Kehadiran Polisi di Lokasi Penutupan Patung Bunda Maria Dipertanyakan
Polres Kulonprogo diminta membuka sejelas-jelasnya fakta lapangan terkait kasus itu.
REPUBLIKA.CO.ID, SLEMAN -- Jaringan Advokasi Kebebasan Beragama DIY memberikan tanggapan terkait penutupan patung Bunda Maria di Rumah Doa Sasana Adhi Rasa Santo Yakobus, Kulonprogo, DIY, menggunakan terpal.
Mereka memandang ada kejanggalan dan kontradiksi dengan isi laporan kegiatan kapolsek Lendah yang membangun narasi bahwa penutupan patung Bunda Maria merupakan kegiatan internal rumah doa. Jika benar itu merupakan kegiatan internal rumah doa, mereka mempertanyakan kehadiran kepolisian di lokasi.
"Dari kasus tersebut, sangat nyata bahwa negara melalui lembaga dan aparatur negara, dalam hal ini Gubernur DIY selaku kepala daerah beserta aparat penegak hukum, kepolisian, tidak menghormati dan mengupayakan perlindungan kepada pengelola rumah doa Sasana Adhi Rasa Santo Yakobus," tulis Jaringan Advokasi Kebebasan Beragama DIY dalam pernyataan sikapnya.
Jaringan Advokasi Kebebasan Beragama DIY menilai hal yang dilakukan Kepolisian Sektor Lendah justru mengarah pada pembiaran atas tindakan penutupan patung Bunda Maria.
Kepolisian yang seharusnya memelihara keamanan dan ketertiban masyarakat, penegakan hukum, dan memberikan perlindungan, pengayoman, dan pelayanan kepada masyarakat sebagaimana yang diatur dalam pasal 13 UU Nomor 2 Tahun 2002 tentang Kepolisian Negara RI justru menjadi pelaku diskriminasi yang merampas hak dan kebebasan masyarakat di Yogyakarta dalam mengekspresikan keyakinannya.
Menyikapi hal tersebut, Jaringan Advokasi untuk Keberagaman Yogyakarta menyatakan menolak dengan tegas segala bentuk tindakan intoleransi yang terjadi di DIY. Mereka juga mendesak seluruh stakeholder di DIY agar menjaga dan memberikan ruang aman bagi seluruh masyarakat DIY, khususnya masyarakat rentan dan minoritas.

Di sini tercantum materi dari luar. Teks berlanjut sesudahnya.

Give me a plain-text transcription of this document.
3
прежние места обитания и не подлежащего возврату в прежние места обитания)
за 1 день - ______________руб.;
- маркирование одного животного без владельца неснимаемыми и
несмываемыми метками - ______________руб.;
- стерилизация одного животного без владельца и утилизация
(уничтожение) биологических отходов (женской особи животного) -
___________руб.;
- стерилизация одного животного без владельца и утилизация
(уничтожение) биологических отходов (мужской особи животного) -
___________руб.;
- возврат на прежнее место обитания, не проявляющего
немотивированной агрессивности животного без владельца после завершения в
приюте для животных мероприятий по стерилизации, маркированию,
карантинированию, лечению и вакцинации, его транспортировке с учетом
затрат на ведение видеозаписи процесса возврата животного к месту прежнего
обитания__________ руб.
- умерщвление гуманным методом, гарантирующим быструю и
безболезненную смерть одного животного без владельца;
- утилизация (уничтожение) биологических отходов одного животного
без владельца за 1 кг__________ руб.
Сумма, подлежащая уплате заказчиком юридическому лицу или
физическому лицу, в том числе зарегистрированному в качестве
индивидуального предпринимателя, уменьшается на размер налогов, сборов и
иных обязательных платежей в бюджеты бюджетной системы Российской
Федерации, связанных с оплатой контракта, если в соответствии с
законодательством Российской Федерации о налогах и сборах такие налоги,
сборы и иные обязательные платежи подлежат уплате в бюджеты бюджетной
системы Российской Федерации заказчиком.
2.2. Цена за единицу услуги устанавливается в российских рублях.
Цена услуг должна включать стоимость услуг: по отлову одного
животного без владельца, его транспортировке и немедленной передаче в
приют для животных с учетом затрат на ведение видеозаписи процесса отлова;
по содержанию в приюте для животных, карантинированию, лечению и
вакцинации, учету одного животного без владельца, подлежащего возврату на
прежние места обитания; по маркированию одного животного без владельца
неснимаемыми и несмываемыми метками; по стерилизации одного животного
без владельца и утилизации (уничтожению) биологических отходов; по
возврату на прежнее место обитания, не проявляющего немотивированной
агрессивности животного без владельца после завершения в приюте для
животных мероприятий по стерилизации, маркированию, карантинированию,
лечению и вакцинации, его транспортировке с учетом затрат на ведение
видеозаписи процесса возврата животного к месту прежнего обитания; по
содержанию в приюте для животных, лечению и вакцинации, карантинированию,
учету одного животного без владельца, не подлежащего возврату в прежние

"Mendesak jajaran Polres Kulonprogo untuk bertindak presisi sesuai amanat Kapolri berkaitan dengan kasus penutupan patung Bunda Maria di rumah doa Sasana Adhi Rasa Santo Yakobus, Kulonprogo," tulis mereka.
Jaringan Advokasi untuk Keberagaman Yogyakarta juga mendesak kapolres Kulonprogo membuka sejelas-jelasnya informasi dan fakta lapangan terkait kasus itu. Mereka juga menagih komitmen gubernur DIY yang mendapat penghargaan sebagai Pembina Daerah Peduli Hak Asasi Manusia (HAM) 2022 dari Kementerian Hukum dan HAM untuk memanggil dan memastikan ormas yang diduga intoleran agar mematuhi amanat konstitusi tentang kebebasan beragama dan berkeyakinan di DIY.
Sejumlah organisasi yang tergabung dalam Jaringan Advokasi Kebebasan Beragama DIY antara lain Forum LSM DIY, LKIS (Lembaga Kajian Islam dan Sosial), LBH Yogyakarta, Jaringan GUSDURian, KLI (Koalisi Lintas Isu) Yogyakarta.
Kemudian, Srikandi Lintas Iman, Institut DIAN/Interfidei, LAY (Lembaga Advokasi Yogyakarta). Kemudian SPRI (Serikat Perjuangan Rakyat Indonesia) Yogyakarta, SISIGABl, PC Fatayat NU Kota Yogyakarta.
Selanjutnya, SP Kinasih, Rifka Annisa, Jarik Rogo (Jaringan Inklusi Kulonprogo), OPSI (Organisasi Pemuda Semangat Inspiratif), ICM (Indonesian Court Monitoring), dan AJI (Aliansi Jurnalis Independen) Yogyakarta.